# Sign Humor



## smokin relaxin steve (Feb 11, 2011)

Sign over a Gynecologist's Office: 

"Dr. Jones, at your cervix."

**************************

In a Podiatrist's office:

"Time wounds all heels."

***************** *********

On a Septic Tank Truck:

Yesterday's Meals on Wheels

**************************

At a Proctologist's door:

"To expedite your visit, please back in."

**************************

On a Plumber's truck:

"We repair what your husband fixed."

**************************

On another Plumber's truck:

"Don't sleep with a drip. Call your plumber."

**************************

On a Church's Bill board:

"7 days without God makes one weak."

**************************

At a Tire Shop in Milwaukee :

"Invite us to your next blowout."

**************************

At a Towing company:

"We don't charge an arm and a leg. We want tows."

**************************

On an Electrician's truck:

"Let us remove your shorts."

**************************

In a Nonsmoking Area:

"If we see smoke, we will assume you are on fire and take appropriate action."

**************************

On a Maternity Room door:

"Push. Push. Push."

**************************

At an Optometrist's Office:

"If you don't see what you're looking for, you've come to the right place."

**************************

On a Taxidermist's window:

"We really know our stuff."

**************************

On a Fence:

"Salesmen welcome! Dog food is expensive!"

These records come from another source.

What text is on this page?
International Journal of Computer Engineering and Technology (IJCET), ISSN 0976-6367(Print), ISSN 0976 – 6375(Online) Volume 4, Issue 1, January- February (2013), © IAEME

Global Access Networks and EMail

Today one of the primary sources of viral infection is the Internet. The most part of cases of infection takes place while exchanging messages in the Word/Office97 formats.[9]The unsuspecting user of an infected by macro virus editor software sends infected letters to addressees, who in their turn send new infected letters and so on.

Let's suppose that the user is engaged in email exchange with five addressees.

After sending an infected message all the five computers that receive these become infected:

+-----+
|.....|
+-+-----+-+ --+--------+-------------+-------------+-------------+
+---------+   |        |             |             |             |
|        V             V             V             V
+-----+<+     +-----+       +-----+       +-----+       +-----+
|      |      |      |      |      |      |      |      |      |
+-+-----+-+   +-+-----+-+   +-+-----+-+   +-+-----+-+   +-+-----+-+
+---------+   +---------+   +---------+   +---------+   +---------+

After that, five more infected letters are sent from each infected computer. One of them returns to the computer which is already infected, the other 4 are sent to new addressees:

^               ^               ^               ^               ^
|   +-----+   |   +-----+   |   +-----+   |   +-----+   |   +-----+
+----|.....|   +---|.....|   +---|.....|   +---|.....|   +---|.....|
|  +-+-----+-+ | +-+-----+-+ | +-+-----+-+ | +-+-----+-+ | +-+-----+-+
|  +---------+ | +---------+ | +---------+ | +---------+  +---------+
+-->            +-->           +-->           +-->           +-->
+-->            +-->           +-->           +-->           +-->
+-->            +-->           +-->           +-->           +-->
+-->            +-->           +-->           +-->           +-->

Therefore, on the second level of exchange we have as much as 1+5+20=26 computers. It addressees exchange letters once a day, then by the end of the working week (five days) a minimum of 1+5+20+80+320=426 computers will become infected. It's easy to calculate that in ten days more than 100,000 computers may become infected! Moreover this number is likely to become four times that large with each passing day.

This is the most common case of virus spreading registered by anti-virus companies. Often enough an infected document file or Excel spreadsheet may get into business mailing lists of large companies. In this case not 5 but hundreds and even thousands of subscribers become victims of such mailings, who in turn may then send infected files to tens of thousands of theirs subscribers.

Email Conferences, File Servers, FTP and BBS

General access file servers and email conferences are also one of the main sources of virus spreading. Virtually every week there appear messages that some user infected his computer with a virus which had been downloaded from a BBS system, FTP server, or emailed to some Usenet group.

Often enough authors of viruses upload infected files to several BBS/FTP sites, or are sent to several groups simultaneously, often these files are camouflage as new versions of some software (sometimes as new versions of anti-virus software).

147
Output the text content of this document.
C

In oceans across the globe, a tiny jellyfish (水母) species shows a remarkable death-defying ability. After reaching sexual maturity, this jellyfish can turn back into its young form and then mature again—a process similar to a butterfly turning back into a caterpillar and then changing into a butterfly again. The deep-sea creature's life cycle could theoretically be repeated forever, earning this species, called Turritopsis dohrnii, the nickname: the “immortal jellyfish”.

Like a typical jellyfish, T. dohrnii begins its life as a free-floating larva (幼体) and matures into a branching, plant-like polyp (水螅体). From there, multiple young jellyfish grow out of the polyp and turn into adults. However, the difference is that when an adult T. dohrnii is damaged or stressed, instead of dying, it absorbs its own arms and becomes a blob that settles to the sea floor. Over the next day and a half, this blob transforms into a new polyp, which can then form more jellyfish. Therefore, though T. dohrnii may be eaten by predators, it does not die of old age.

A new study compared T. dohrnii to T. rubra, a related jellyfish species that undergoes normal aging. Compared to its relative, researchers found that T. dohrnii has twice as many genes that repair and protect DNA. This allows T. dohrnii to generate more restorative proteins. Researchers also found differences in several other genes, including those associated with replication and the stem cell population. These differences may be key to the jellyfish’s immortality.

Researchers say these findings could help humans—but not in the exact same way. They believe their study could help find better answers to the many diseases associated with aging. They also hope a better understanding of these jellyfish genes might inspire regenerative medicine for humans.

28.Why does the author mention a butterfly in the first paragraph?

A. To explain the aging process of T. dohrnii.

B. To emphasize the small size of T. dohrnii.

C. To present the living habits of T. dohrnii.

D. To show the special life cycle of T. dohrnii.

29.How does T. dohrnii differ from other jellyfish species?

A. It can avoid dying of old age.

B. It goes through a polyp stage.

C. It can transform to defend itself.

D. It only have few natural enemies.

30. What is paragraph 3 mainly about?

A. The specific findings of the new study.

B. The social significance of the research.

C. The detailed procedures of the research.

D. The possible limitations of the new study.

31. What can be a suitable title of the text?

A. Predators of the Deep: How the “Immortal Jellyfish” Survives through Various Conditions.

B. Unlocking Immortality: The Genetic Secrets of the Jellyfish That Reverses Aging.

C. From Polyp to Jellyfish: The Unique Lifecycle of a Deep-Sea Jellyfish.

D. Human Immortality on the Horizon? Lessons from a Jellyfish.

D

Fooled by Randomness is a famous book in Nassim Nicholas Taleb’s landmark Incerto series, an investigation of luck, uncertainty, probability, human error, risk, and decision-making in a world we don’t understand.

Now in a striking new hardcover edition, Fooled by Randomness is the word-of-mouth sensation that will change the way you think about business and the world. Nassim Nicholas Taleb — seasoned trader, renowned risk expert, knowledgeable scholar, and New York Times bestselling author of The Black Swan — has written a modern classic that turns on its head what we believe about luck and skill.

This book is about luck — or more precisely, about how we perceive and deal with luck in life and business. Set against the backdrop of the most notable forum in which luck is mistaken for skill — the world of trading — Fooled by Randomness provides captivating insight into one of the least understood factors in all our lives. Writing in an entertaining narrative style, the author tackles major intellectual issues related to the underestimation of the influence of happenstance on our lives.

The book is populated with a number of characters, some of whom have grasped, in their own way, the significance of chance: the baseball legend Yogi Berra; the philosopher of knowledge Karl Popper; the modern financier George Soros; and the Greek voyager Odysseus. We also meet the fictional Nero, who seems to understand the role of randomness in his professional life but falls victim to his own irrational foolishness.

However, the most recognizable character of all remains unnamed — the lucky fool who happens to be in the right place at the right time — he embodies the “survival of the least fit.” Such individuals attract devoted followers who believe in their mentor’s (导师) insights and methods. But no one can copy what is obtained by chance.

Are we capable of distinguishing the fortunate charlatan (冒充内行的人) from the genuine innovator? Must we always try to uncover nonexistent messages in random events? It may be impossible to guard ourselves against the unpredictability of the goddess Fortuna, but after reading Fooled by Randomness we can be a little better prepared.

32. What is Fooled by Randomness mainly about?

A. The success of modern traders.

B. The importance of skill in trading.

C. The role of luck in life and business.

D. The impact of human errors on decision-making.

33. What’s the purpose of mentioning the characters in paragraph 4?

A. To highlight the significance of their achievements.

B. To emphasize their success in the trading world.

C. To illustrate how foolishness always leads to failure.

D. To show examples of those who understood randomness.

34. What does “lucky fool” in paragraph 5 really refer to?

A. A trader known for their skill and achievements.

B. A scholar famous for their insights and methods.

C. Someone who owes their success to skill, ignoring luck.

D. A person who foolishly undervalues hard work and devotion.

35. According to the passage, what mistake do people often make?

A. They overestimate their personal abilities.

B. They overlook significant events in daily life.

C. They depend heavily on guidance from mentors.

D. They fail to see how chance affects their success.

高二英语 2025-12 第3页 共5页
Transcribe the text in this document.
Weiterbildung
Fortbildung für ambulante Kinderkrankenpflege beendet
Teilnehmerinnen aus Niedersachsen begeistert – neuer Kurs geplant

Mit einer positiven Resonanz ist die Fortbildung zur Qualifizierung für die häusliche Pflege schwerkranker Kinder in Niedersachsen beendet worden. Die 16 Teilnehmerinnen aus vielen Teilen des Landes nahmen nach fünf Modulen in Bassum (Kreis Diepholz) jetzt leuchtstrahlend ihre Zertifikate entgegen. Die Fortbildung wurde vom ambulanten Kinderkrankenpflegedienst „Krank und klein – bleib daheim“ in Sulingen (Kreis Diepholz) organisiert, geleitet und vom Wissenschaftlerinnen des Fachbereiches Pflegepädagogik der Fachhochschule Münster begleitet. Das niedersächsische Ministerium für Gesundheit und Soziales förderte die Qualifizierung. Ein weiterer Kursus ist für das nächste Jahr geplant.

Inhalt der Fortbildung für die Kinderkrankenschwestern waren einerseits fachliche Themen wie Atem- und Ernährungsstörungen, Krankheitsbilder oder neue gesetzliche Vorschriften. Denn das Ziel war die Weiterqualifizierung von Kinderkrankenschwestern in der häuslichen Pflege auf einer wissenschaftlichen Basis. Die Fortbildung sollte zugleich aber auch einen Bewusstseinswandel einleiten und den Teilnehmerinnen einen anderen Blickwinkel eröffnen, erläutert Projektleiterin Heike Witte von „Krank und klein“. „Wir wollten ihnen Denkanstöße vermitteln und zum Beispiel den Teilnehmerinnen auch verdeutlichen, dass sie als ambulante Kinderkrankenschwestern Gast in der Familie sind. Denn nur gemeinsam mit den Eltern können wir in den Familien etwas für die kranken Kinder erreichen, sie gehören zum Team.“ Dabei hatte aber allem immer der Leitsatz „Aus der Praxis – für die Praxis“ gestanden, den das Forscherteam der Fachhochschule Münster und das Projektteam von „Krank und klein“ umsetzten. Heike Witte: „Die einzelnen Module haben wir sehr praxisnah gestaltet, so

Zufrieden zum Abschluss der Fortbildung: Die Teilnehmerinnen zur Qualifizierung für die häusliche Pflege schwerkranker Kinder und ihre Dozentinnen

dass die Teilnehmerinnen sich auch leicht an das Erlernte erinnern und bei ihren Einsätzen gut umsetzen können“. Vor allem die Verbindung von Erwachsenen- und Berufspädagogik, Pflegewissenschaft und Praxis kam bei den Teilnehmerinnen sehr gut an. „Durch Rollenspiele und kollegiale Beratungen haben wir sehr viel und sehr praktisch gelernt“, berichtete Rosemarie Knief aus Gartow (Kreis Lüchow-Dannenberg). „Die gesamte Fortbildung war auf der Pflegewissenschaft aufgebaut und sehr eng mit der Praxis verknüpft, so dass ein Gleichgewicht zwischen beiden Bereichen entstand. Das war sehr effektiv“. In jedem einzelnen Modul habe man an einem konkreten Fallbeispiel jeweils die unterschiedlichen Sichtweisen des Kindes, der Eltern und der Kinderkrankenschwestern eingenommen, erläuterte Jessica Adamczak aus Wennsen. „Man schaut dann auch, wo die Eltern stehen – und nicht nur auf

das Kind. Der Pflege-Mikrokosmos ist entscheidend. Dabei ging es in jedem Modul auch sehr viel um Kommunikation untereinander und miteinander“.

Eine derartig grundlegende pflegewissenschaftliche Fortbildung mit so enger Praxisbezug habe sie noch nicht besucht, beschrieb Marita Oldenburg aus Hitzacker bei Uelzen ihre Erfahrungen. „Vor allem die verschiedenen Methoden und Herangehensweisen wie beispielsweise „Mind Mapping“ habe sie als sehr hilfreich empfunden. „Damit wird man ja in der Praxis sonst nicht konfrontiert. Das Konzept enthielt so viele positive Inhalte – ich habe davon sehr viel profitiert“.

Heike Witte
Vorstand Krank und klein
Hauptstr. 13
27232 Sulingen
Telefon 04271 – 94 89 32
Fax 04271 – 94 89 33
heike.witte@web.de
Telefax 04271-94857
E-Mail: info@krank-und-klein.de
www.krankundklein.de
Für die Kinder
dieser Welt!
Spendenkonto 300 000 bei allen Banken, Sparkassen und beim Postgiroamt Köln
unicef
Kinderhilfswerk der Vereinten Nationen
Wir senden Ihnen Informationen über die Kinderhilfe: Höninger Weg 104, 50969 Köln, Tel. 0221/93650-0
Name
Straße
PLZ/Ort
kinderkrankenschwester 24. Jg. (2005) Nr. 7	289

**************************

At a Car Dealership:

"The best way to get back on your feet - miss a car payment."

**************************

Outside a Muffler Shop:

"No appointment necessary. We hear you coming."

**************************

In a Veterinarian's waiting room:

"Be back in 5 minutes. Sit! Stay!"

**************************

At the Electric Company

"We would be delighted if you send in your payment.

However, if you don't, you will be."

************** ************

In a Restaurant window:

"Don't stand there and be hungry; come on in and get fed up."

**************************

In the front yard of a Funeral Home:

"Drive carefully. We'll wait."

**************************

At a Propane Filling Station:

"Thank heaven for little grills."

**************************

And don't forget the sign at a

CHICAGORADIATOR SHOP:

"Best place in town to take a leak." (And in Texarkana !)

**********************

Sign on the back of another Septic Tank Truck: 

"Caution - This Truck is full of Political Promises"


----------



## Bearcarver (Feb 11, 2011)

LOL----A lot of good ones in this list!

Bear


----------



## TulsaJeff (Feb 11, 2011)

Caught myself laughing out loud at several of these.. I love it!


----------



## scarbelly (Feb 11, 2011)

These are great -


----------